幸いにして、現在の「月一回は劇場映画観賞」で観賞した作品は、未だDVDレンタルが始まらない『スター・ウォーズ:スカイウォーカーの夜明け』と、封切後で当然ながらソフトの販売はまだまだ先の『エジソンズ・ゲーム』を除いては、すべてDVDで“追体験”が出来た。しかし今年度に入ってからの2作品のように何度も観返したいって思う作品はタランティーノ監督の『ワンス・アポン・ア・タイム・イン・ハリウッド』ぐらいで、肝心のヒロインアクションの方では、完全無欠に強い『キャプテン・マーベル』くらいだった。家族サービスの一環で観賞した『アラジン』や『天気の子』は別としても、今以上に高揚感をもって劇場に足を運んだその他の作品が、「まあ、劇場で観たからそれで充分」って思ってしまうのは、おそらく、上記の4作品が、主人公の苦悩や葛藤が少なく、完全無欠に強くて、悲劇性の少ない予定調和な展開なのだからだろう。そして『野獣処刑人ザ・ブロンソン』までそれが当てはまるか微妙なところだが、どれも全編よどみないハッピー・エンドである。
世の評論家は、そんな映画を「薄っぺらい」「深みがない」「成長がない」「人間が描かれていない」って揶揄するんだろうけど、事実“完全無欠”で”予定調和”で“勧善懲悪”な物語は、ストレス発散に持って来いだし、素直な感動は受け入れやすいし、まさに感情移入しやすい。
バッティングセンターでも、通い慣れた常連ならば敢えて難しい変化球を求めるだろうけど、やっはりビギナーやストレス発散に音連れた客は、一番打ちやすい、ド真ん中の緩い“ホームランボール”を要求するだろう。誰もバッティングセンターで空振りなんかしたくないだろうから。

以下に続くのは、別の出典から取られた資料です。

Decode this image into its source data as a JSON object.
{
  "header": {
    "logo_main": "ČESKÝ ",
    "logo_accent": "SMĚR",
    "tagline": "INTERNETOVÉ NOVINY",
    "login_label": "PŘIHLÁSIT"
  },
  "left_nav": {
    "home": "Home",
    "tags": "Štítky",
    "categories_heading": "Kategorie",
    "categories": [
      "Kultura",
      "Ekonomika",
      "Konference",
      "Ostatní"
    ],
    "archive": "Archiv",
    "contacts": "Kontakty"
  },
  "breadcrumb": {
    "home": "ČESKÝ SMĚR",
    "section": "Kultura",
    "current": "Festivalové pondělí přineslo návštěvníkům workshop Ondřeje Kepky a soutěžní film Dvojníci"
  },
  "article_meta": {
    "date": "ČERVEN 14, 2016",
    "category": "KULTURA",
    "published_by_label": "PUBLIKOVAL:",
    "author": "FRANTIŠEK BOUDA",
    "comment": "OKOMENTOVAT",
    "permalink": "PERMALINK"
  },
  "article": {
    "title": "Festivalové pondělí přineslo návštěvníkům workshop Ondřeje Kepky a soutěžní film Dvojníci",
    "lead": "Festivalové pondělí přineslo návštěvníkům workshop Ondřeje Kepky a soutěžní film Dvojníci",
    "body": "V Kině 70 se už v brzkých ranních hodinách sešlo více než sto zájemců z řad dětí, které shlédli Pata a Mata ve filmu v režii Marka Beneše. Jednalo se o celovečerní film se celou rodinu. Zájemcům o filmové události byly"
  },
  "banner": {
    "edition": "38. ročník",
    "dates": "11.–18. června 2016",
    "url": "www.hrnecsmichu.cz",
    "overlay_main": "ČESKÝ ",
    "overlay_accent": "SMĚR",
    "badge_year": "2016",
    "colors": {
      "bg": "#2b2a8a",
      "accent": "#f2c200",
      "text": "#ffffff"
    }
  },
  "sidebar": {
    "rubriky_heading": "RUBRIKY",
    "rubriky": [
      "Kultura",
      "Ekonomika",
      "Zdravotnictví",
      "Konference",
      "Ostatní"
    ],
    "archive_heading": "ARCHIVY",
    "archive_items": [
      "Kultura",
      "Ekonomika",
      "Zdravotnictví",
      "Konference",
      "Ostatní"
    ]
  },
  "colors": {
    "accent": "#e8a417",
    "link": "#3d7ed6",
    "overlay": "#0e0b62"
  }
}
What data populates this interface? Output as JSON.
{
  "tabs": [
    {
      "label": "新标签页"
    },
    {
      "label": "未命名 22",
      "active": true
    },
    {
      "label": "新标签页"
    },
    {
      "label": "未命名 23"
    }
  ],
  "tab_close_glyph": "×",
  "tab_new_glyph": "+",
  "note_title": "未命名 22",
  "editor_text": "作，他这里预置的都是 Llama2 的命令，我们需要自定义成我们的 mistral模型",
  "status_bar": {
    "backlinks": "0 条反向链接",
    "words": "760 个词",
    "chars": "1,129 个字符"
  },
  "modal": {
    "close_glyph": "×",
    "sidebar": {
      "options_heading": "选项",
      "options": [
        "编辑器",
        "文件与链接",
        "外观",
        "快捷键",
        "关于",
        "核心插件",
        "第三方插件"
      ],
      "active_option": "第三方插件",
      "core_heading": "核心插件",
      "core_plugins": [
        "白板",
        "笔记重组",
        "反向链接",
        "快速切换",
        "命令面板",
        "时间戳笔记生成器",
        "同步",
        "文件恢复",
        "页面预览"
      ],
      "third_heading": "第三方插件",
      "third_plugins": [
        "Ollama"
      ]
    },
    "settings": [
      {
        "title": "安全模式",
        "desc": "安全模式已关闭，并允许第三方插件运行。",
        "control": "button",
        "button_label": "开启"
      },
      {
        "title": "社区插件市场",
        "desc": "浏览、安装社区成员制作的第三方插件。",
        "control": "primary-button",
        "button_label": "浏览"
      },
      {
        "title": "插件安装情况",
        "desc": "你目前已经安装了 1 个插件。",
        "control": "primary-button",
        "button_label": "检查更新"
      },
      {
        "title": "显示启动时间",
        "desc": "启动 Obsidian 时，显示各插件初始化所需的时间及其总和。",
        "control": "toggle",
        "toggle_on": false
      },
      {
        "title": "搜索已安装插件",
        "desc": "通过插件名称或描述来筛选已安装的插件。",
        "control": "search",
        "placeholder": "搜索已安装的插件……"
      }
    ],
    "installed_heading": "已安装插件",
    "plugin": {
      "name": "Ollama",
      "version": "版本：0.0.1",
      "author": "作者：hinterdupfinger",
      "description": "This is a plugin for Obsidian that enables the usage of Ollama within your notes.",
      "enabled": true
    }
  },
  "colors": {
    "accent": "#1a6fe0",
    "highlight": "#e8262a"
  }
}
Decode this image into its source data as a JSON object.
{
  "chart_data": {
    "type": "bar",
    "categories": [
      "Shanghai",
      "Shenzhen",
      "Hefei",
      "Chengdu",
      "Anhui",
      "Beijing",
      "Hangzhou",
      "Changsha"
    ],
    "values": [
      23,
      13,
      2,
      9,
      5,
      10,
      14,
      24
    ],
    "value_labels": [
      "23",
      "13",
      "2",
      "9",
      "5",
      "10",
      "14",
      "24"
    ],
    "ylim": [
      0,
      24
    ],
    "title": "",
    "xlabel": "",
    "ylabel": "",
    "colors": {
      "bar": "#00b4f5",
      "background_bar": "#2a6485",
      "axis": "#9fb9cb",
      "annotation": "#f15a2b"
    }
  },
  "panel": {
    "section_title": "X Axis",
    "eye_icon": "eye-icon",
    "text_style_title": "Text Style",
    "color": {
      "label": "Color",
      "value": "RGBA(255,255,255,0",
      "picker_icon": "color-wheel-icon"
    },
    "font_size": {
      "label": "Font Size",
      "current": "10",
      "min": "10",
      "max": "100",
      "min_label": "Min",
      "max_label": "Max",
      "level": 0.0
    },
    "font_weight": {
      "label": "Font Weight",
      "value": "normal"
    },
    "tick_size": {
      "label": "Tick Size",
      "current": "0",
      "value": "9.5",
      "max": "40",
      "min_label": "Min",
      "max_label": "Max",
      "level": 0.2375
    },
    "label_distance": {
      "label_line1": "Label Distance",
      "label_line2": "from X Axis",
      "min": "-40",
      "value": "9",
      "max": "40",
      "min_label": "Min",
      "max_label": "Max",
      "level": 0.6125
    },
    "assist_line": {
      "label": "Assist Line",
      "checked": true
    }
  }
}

そう考えると、筋金入りの映画ファンを唸らせるような作品も必要だろうけど、手軽で単純な、木本峪感情移入できる主人公の活躍を描いた作品が、疲れた気持ちで劇場に訪れた観客の救いになることもあるんじゃなかろうか。そんな多様な選択肢を提供するのが、映画制作会社や劇場の使命であり、また我々にとっての楽しさでもると思うよ。